Pozzo was an educated man thoroughly immersed in football, a combination of factors not generally found together. He managed to be immune to the political overtones of the 1930s and indeed the pervading moral climate, in which he could treat players like recalcitrant schoolboys, worked in his favour. He seems in some ways an early version of Sir Alex Ferguson. "If I let them make mistakes, I would lose my authority" he once said.

After helping to found the famous Torino club, he studied English before being sent to England by his family. Arguably this was the key turning point in the development of Italian football. Pozzo moved to the North of England in the pre-WWI years, and was especially impressed with the play of Manchester United and the distribution skills of their centre half, Charlie Roberts in particular. This had a great influence on the choice of the type of players he wanted in his Italian teams. He dropped talented players because he wanted "despatchers" not "carriers".

The 1938 side was constructed with even more care than the 1934 one. it was a side with better balance and control, and had all the hallmarks of Pozzo about it. It is unthinkable that Italy could have won back to back World Cups with anyone except Vittorio Pozzo at the helm.

Villain: Benito Mussolini

Even though the World Cup was in France, it was still impossible to ignore the influence of Benito Mussolini. He sent a message to the Italian dressing room before the final against Hungary, which simply stated "Victory or death". Was this a threat that, if they lost, the team had better not consider returning to Italy? it is all a bit unclear, but whatever the exact intent, it was not a message couched in terms that would encourage a team and allow them to play in a relaxed manner.

Fortunately for the Italian players, they won 4-2 and avoided an awkward meeting with Il Duce.
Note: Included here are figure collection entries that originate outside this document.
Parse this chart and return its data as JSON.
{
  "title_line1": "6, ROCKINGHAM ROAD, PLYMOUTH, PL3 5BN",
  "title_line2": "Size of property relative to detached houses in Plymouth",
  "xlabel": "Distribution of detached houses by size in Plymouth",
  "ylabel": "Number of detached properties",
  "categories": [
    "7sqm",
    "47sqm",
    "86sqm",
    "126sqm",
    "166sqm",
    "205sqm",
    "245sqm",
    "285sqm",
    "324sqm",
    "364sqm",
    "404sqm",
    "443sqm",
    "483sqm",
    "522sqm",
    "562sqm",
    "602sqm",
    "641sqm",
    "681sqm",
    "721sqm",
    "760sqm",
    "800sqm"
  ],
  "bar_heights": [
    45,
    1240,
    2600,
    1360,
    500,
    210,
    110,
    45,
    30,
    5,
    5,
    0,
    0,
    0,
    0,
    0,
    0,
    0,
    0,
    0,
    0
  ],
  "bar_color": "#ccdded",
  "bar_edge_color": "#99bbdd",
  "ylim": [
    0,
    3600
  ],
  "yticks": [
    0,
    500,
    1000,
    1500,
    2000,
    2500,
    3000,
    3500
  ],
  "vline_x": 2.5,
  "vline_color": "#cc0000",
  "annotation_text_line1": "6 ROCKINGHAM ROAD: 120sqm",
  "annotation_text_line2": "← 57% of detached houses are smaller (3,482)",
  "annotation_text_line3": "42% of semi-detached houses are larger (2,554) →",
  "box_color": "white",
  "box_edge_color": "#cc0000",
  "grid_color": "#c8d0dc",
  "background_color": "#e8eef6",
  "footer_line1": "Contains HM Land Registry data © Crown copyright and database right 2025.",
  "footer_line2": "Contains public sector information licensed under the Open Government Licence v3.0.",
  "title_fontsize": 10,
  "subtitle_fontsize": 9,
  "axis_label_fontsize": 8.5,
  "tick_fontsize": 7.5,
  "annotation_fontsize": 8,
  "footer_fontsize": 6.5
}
To compound the mystery, Hungarian goalkeeper, Szabo, said after the game "I was never so proud in my life as after the final. We saved the life of eleven human beings."

Quick Facts:

  • Teams: 15
  • When: 04 June 1938 to 19 June 1938
  • Final: 19 June 1938
  • Matches: 18
  • Goals Scored: 84 (average 4.7 per match)
  • Attendance: 375,700 (average 20,872)

Verdict: Good, Bad or Ugly?

More bad than good. The right team won, but the format, the political atmosphere and some of the on-pitch brutality detracted from whatever merit there was in the football. Italy proved to be the most professional team in preparation, coaching and execution, a term I am sure Mussolini would have chosen himself.